Mercredi 20 juin 2012 :
Décrivons la situation globale :
1) Le rapport Duchesneau est le grand responsable de l’existence de la commission d’enquête publique Charbonneau.
2) La commission Charbonneau est en à ses premiers jours « publics ».
3) La déposition de M. Duchesneau consiste en une simple mise en place des « pistes » que traitera la commission d’enquête au départ.
4) Personne ne prend conscience que M. Duchesneau n’est pas convoqué comme « témoin à charge » sur la collusion/corruption mais bien comme témoin nécessaire pour « expliquer » et donner certaines « précisions » pour la bonne compréhension de son rapport fourni par son équipe de l’UAC. Le rapport lui-même, résultat d’un travail d’équipe, est le « témoin à charge ».

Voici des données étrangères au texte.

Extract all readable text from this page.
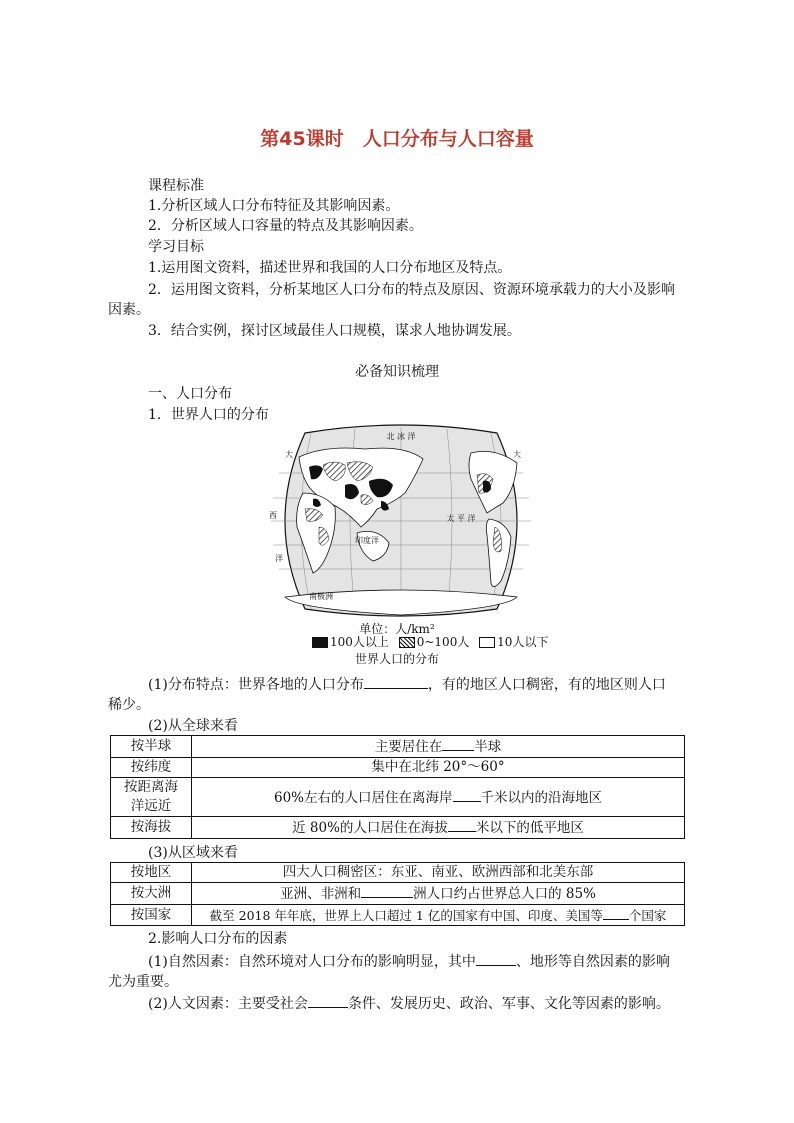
第45课时　人口分布与人口容量
课程标准
1.分析区域人口分布特征及其影响因素。
2．分析区域人口容量的特点及其影响因素。
学习目标
1.运用图文资料，描述世界和我国的人口分布地区及特点。
2．运用图文资料，分析某地区人口分布的特点及原因、资源环境承载力的大小及影响
因素。
3．结合实例，探讨区域最佳人口规模，谋求人地协调发展。
必备知识梳理
一、人口分布
1．世界人口的分布
北 冰 洋
大	大
西	太 平 洋
印度洋
洋
南极洲
单位：人/km²
100人以上 0~100人 10人以下
世界人口的分布
(1)分布特点：世界各地的人口分布	，有的地区人口稠密，有的地区则人口
稀少。
(2)从全球来看
按半球	主要居住在 半球
按纬度	集中在北纬 20°～60°
按距离海
洋远近	60%左右的人口居住在离海岸 千米以内的沿海地区
按海拔	近 80%的人口居住在海拔 米以下的低平地区
(3)从区域来看
按地区	四大人口稠密区：东亚、南亚、欧洲西部和北美东部
按大洲	亚洲、非洲和 洲人口约占世界总人口的 85%
按国家	截至 2018 年年底，世界上人口超过 1 亿的国家有中国、印度、美国等 个国家
2.影响人口分布的因素
(1)自然因素：自然环境对人口分布的影响明显，其中	、地形等自然因素的影响
尤为重要。
(2)人文因素：主要受社会	条件、发展历史、政治、军事、文化等因素的影响。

5) Certains avocats, en contre interrogatoire, ne posent pas de questions pour mieux comprendre le rapport, mais visent très clairement à discréditer M. Duchesneau. Entre autre maître Denis Houle, qui s’embourbe continuellement dans ses références et ses questions, qu’il parsème continuellement de commentaires discriminatoires, agrémentés de « grimaces ». Lors de son premier contre-interrogatoire, il fut mis à l’ordre au moins trois fois par la juge Charbonneau. Sa présentation n’est pas très convaincante sauf qu’elle pourrait démontrer qu’il est coincé dans un enchevêtrement de magouilles à travers lequel il doit naviguer sans laisser de possibilité d’ouverture sur quelque magouille que ce soit. Ce qui n’est certainement pas facile, on en convient. Voici un exemple de ses interventions :
-«Vous arrivez dans presque tous les cas avec un seul exemple, une citation. Des fois, on ne sait pas d’où ça vient. Mais de là à généraliser pour parler de corruption, je trouve que vous y allez fort.»

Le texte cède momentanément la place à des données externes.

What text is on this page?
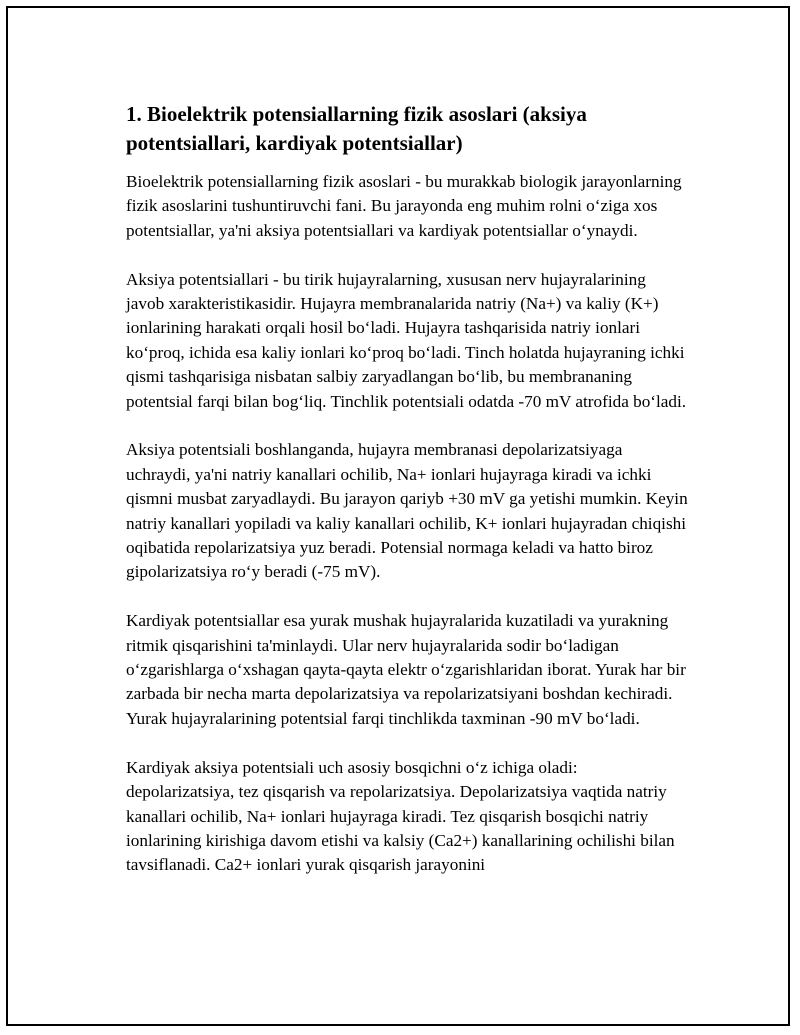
1. Bioelektrik potensiallarning fizik asoslari (aksiya potentsiallari, kardiyak potentsiallar)

Bioelektrik potensiallarning fizik asoslari - bu murakkab biologik jarayonlarning fizik asoslarini tushuntiruvchi fani. Bu jarayonda eng muhim rolni o‘ziga xos potentsiallar, ya'ni aksiya potentsiallari va kardiyak potentsiallar o‘ynaydi.

Aksiya potentsiallari - bu tirik hujayralarning, xususan nerv hujayralarining javob xarakteristikasidir. Hujayra membranalarida natriy (Na+) va kaliy (K+) ionlarining harakati orqali hosil bo‘ladi. Hujayra tashqarisida natriy ionlari ko‘proq, ichida esa kaliy ionlari ko‘proq bo‘ladi. Tinch holatda hujayraning ichki qismi tashqarisiga nisbatan salbiy zaryadlangan bo‘lib, bu membrananing potentsial farqi bilan bog‘liq. Tinchlik potentsiali odatda -70 mV atrofida bo‘ladi.

Aksiya potentsiali boshlanganda, hujayra membranasi depolarizatsiyaga uchraydi, ya'ni natriy kanallari ochilib, Na+ ionlari hujayraga kiradi va ichki qismni musbat zaryadlaydi. Bu jarayon qariyb +30 mV ga yetishi mumkin. Keyin natriy kanallari yopiladi va kaliy kanallari ochilib, K+ ionlari hujayradan chiqishi oqibatida repolarizatsiya yuz beradi. Potensial normaga keladi va hatto biroz gipolarizatsiya ro‘y beradi (-75 mV).

Kardiyak potentsiallar esa yurak mushak hujayralarida kuzatiladi va yurakning ritmik qisqarishini ta'minlaydi. Ular nerv hujayralarida sodir bo‘ladigan o‘zgarishlarga o‘xshagan qayta-qayta elektr o‘zgarishlaridan iborat. Yurak har bir zarbada bir necha marta depolarizatsiya va repolarizatsiyani boshdan kechiradi. Yurak hujayralarining potentsial farqi tinchlikda taxminan -90 mV bo‘ladi.

Kardiyak aksiya potentsiali uch asosiy bosqichni o‘z ichiga oladi: depolarizatsiya, tez qisqarish va repolarizatsiya. Depolarizatsiya vaqtida natriy kanallari ochilib, Na+ ionlari hujayraga kiradi. Tez qisqarish bosqichi natriy ionlarining kirishiga davom etishi va kalsiy (Ca2+) kanallarining ochilishi bilan tavsiflanadi. Ca2+ ionlari yurak qisqarish jarayonini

«Et moi, de vous entendre banaliser une situation, je pourrais aussi vous répondre que vous y allez fort», a répliqué Jacques Duchesneau du tac au tac.
6) L’avocate Me Tremblay, du Parti Québécois, s’est extrêmement bien préparée pour son contre interrogatoire. Elle pose des questions pour faire ressortir des points qu’elle juge ne pas être assez précis et fait, au départ, un très bon travail. On ne sait pas encore où elle ira avec ce contre interrogatoire. Pour l’instant, elle ne s’attaque pas à la crédibilité du rapport. En fait s’attaquer à la crédibilité du rapport est inutile puisque si le rapport perd sa crédibilité, la commission d’enquête Charbonneau devient obsolète. C’est peut-être le but visé par ceux qui s’attaque à la crédibilité du rapport en question.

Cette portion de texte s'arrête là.